5_-_Extending_the_normaliser

Allan Cunliffe

This step will focus on extending our basic normaliser to do something mildly useful. Based on the previous steps, we will be parsing foo files, and writing out the parts within the part tag. The opening tag will be "foo", which is already done. We also have to look at the escape characters.

Alter the normaliser parse method

The only part of the normaliser that will need to be changed is the parse method. First off, lets open the XenaInputSource, and get an InputStream that we can read bytes from and then turn it into a character stream. Since we know that the character set will be ASCII or UTF-8, we don't need to worry about guessing the character set, if we were required to do this however, a number of helper methods exist within Xena to allow this to be done. Initially, let's just write out every character we get into the content of the opening foo element.

       public void parse(InputSource input) {  
                ContentHandler contentHandler = getContentHandler();
                AttributesImpl openingAttribute = new AttributesImpl();         
                contentHandler.startElement(FOO_URI, FOO_OPENING_ELEMENT_LOCAL_NAME, 
                                                        FOO_OPENING_ELEMENT_QUALIFIED_NAME, 
                                                        openingAttribute);
                BufferedReader reader = new BufferedReader(source.getCharacterStream());
                char nextChar;
                while ((nextChar = (char)reader.read()) != -1) {
                        char[] newCharArray =  {nextChar};
                        contentHandler.characters(newCharArray, 0, 1);
                }
                contentHandler.endElement(FOO_URI, FOO_OPENING_ELEMENT_LOCAL_NAME, 
                                                        FOO_OPENING_ELEMENT_QUALIFIED_NAME);
        }

So far so good, but it doesn't do a great deal toward getting our Foo contents into the desired schema.
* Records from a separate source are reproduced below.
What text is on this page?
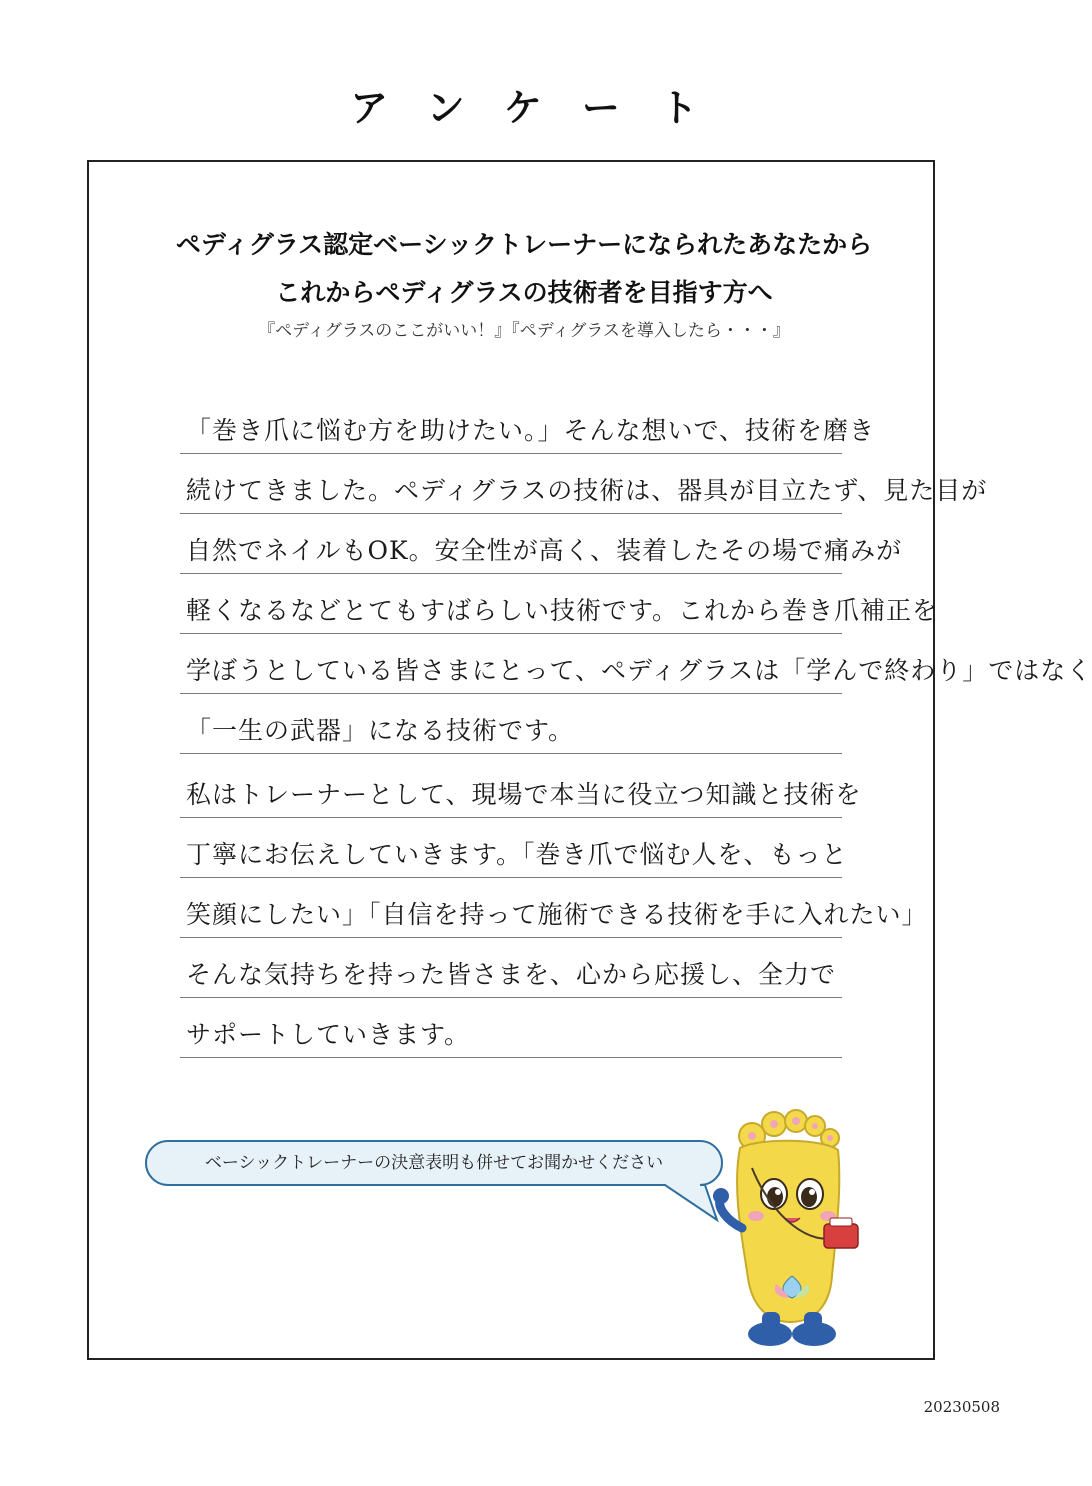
アンケート
ペディグラス認定ベーシックトレーナーになられたあなたから
これからペディグラスの技術者を目指す方へ
『ペディグラスのここがいい！』『ペディグラスを導入したら・・・』
「巻き爪に悩む方を助けたい。」そんな想いで、技術を磨き
続けてきました。ペディグラスの技術は、器具が目立たず、見た目が
自然でネイルもOK。安全性が高く、装着したその場で痛みが
軽くなるなどとてもすばらしい技術です。これから巻き爪補正を
学ぼうとしている皆さまにとって、ペディグラスは「学んで終わり」ではなく
「一生の武器」になる技術です。
私はトレーナーとして、現場で本当に役立つ知識と技術を
丁寧にお伝えしていきます。「巻き爪で悩む人を、もっと
笑顔にしたい」「自信を持って施術できる技術を手に入れたい」
そんな気持ちを持った皆さまを、心から応援し、全力で
サポートしていきます。
ベーシックトレーナーの決意表明も併せてお聞かせください
20230508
So, what is next? Well the first thing to do will be to remove the opening "~beginFoo". The magic number is already defined as a static final string in the FooGuesser. We can update our parse method as follows:

       public void parse(InputSource input) {
                ContentHandler contentHandler = getContentHandler();
                AttributesImpl openingAttribute = new AttributesImpl();         
                contentHandler.startElement(FOO_URI, FOO_OPENING_ELEMENT_LOCAL_NAME, 
                                                        FOO_OPENING_ELEMENT_QUALIFIED_NAME, 
                                                        openingAttribute);
                BufferedReader reader = new BufferedReader(source.getCharacterStream());
                long magicNumberLength = (new Integer(FooGuesser.FOO_MAGIC.length)).longValue();
                reader.skip(magicNumberLength);
                char nextChar;
                while ((nextChar = (char)reader.read()) != -1) {
                        char[] newCharArray =  {nextChar};
                        contentHandler.characters(newCharArray, 0, 1);
                }
                contentHandler.endElement(FOO_URI, FOO_OPENING_ELEMENT_LOCAL_NAME, 
                                                        FOO_OPENING_ELEMENT_QUALIFIED_NAME);
        }

Add support for checking the character

Now we will add support for checking the character, and if it is a '~', we will close the part tag, and open a new one. But, so as to make sure it is valid XML, we will make sure that we actually have an element open before closing it. We will also need a final close element when we have no more input (as long as we have processed at least one Foo Part).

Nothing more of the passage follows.